La saga Toy Story es la crónica de un crecimiento. A lo largo de los 25 años que separan la primera de esta ¿última? entrega crecieron sus personajes humanos y el público, pero también un estudio que durante ese periodo ha moldeado el inconsciente colectivo de una generación –y más también– y desarrollado avances técnicos impensables a mediados de los ‘90. Basta ver en la primera escena los detalles del agua, ese elemento históricamente imposible de animar, para comprobar el grado de realismo que el equipo del velador saltarín fue capaz de lograr. Ese fragmento inicial funciona, a su vez, para mostrar quién será el gran protagonista del relato. Todo arranca en medio de una tormenta durante la que se pierde un autito.
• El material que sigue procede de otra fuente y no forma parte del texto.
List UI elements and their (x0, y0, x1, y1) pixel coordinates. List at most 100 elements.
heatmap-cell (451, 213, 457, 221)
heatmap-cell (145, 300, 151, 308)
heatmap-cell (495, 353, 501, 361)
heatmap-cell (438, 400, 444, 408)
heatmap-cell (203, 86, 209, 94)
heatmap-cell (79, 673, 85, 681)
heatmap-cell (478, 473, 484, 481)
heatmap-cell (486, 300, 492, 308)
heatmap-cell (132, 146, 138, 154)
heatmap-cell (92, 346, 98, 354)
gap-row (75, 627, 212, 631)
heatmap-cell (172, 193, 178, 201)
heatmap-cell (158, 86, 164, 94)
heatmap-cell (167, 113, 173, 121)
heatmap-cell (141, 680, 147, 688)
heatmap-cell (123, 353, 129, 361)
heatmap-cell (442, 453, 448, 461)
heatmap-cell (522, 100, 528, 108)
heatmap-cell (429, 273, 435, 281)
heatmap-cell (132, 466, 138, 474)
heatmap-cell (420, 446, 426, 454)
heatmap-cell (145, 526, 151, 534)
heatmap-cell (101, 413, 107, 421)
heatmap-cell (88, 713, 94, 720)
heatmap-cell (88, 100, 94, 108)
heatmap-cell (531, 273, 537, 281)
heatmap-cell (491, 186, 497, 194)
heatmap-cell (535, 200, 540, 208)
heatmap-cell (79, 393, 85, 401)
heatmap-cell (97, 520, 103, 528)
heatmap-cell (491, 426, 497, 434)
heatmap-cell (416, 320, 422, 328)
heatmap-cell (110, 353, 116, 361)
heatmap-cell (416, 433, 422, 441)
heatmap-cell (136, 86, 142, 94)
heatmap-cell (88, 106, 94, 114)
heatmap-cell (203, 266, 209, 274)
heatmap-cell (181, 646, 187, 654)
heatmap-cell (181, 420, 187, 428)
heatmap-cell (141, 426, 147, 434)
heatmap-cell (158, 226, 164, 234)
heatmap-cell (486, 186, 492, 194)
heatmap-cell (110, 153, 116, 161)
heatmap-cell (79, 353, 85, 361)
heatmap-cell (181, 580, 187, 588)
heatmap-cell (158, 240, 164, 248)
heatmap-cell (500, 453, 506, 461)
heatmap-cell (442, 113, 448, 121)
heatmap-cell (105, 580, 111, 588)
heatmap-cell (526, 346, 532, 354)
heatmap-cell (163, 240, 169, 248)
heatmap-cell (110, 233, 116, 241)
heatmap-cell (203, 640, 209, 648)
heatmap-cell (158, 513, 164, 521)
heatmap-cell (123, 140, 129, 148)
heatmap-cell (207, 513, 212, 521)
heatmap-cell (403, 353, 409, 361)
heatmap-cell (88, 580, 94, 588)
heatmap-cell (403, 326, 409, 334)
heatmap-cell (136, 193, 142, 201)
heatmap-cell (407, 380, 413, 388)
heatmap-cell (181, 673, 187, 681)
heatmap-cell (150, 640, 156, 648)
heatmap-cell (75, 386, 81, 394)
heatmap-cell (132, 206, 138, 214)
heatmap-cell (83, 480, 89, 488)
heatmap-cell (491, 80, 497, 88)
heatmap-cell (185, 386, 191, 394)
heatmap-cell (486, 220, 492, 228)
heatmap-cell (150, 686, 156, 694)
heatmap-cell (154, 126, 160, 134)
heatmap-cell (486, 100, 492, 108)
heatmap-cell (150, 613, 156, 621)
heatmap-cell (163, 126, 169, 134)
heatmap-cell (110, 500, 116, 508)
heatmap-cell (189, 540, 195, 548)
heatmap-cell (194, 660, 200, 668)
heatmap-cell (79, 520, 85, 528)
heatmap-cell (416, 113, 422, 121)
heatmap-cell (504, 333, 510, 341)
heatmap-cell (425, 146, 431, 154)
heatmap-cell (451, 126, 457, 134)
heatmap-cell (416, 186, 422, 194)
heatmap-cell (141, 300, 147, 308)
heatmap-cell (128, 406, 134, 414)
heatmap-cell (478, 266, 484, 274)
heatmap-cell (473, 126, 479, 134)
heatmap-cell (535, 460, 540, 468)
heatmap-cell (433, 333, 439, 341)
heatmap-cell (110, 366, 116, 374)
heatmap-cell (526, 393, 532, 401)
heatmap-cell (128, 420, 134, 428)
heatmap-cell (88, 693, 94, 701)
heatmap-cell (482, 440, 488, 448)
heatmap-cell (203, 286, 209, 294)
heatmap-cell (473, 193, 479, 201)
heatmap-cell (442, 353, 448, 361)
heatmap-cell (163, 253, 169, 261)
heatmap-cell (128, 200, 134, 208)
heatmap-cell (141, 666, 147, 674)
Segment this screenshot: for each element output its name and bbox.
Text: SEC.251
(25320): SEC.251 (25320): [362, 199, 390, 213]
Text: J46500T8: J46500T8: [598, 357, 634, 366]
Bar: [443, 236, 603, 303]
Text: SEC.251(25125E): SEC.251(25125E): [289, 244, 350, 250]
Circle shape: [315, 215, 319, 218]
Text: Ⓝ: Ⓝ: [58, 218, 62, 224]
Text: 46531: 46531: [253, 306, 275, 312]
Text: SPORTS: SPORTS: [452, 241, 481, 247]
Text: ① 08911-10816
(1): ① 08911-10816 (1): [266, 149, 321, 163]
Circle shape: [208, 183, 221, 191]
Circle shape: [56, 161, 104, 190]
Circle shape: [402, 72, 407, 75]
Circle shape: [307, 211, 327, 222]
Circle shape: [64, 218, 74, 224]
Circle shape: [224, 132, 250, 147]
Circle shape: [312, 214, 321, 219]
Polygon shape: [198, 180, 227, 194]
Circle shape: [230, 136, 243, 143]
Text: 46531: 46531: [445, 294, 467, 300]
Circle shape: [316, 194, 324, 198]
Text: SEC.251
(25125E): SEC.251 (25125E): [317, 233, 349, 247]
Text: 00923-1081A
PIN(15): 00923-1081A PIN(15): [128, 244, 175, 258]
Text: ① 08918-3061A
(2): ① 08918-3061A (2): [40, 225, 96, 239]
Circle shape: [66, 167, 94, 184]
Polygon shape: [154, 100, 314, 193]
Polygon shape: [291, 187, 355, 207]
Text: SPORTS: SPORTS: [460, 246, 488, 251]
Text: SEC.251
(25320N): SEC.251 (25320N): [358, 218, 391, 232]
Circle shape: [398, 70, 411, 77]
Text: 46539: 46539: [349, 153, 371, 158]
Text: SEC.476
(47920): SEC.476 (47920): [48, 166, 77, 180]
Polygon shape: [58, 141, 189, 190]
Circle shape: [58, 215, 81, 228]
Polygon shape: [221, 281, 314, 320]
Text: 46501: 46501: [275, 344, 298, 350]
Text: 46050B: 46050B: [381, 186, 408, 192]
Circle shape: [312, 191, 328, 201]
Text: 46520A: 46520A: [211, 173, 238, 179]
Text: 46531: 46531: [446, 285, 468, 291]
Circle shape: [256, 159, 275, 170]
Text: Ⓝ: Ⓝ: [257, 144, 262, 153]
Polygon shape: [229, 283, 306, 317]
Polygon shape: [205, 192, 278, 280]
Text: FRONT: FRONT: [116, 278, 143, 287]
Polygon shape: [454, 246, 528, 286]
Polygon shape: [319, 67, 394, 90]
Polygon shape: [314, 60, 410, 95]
Si bien el rescate es conjunto –el trabajo comunitario y colaborativo es un elemento fundante de la saga–, quien se lleva los laureles es Woody, ese vaquero que supo ser el juguete predilecto de Andy y ahora está al servicio de su hermana menor. De servicios, maduraciones y grupos habla esta despedida que, ahora sí, parece definitiva.
Toy Story 3 culminaba con Andy partiendo a la universidad no sin antes dejarle todos sus juguetes a la pequeña Bonnie. Era, pues, una forma de aceptar el fin de la infancia, a la vez que el reconocimiento de Pixar del fin de una etapa creativa: no parece casual que el nivel de una buena parte de sus películas posteriores haya estado por debajo de la media histórica, ni que le siguieran varias secuelas (Buscando a Dory, Cars 2 y 3, Monsters University) que perdían la chispa de las originales. Ese espíritu de cierre también mueve los hilos de una película que funge como espejo de TS3, en tanto quien cierra las cosas aquí es Woody. El problema con esa búsqueda es una tendencia a la autorreferencia que convierte a TS4 en un producto diagramado de punta a punta con la idea de saciar a sus fans. Disney, entonces, aplicando la misma receta que en la unidad de negocios del cine de superhéroes y apostando, como los políticos de cara a las elecciones presidenciales, a su núcleo duro.
Opera prima de Josh Cooley, uno de los tantos miembros del Departamento de Arte que asciende escalafones dentro de Pixar, Toy Story 4 transcurre poco tiempo después de la película anterior y encuentra a Bonnie a punto de enfrentar su primer día en el jardín. Un momento de angustia que el siempre gentil Woody intentará paliar acompañándola dentro de su mochila sin que ella lo sepa. Ángel protector con sombrero en lugar de alas, el vaquero con la inconfundible voz nasal de Tom Hanks (en la versión no doblada, claro) le sirve en bandeja los materiales para crear un nuevo juguetito llamado Forky. Su diseño es básico: una cuchara de plástico, bracitos de alambre recubierto con lana, ojos asimétricos y dos pedazos de palito de helado como pies. Lo que no es básico es el progresivo aumento de su importancia dramática, así como tampoco un cambio de personalidad que va de autopercepción de desecho (Woody sacándolo una y otra vez de la basura es uno de los momentos de comedia física más logrados del año) a la aceptación de un rol dentro del grupo, del menosprecio a la seguridad aun ante sus debilidades. En ese sentido, la capacidad de Pixar de darle rasgos definidos y gramaje emocional a sus personajes a través de situaciones minúsculas se mantiene inalterable.
El acto central y desenlace transcurren en un viejo parque de diversiones en el que Woody y compañía se cruzarán con nuevas criaturas –vale destacar el motoquero con la voz de Keanu Revees, quien está a un par de películas de convertirse en una parodia de sí mismo, en la línea de Nicolas Cage– atravesarán varios enredos. Demasiados, podría decirse, en tanto por momentos el guión apuesta más por la peripecia que al crescendo dramático. No obstante, TS 4 entrega varias de esas secuencias de emoción genuina que solo Pixar sabe generar. Desde ya que la emotividad estará ligada a la subjetividad de cada espectador, pero se recomienda llevar pañuelos ante el potencial diluvio de lágrimas durante la última escena.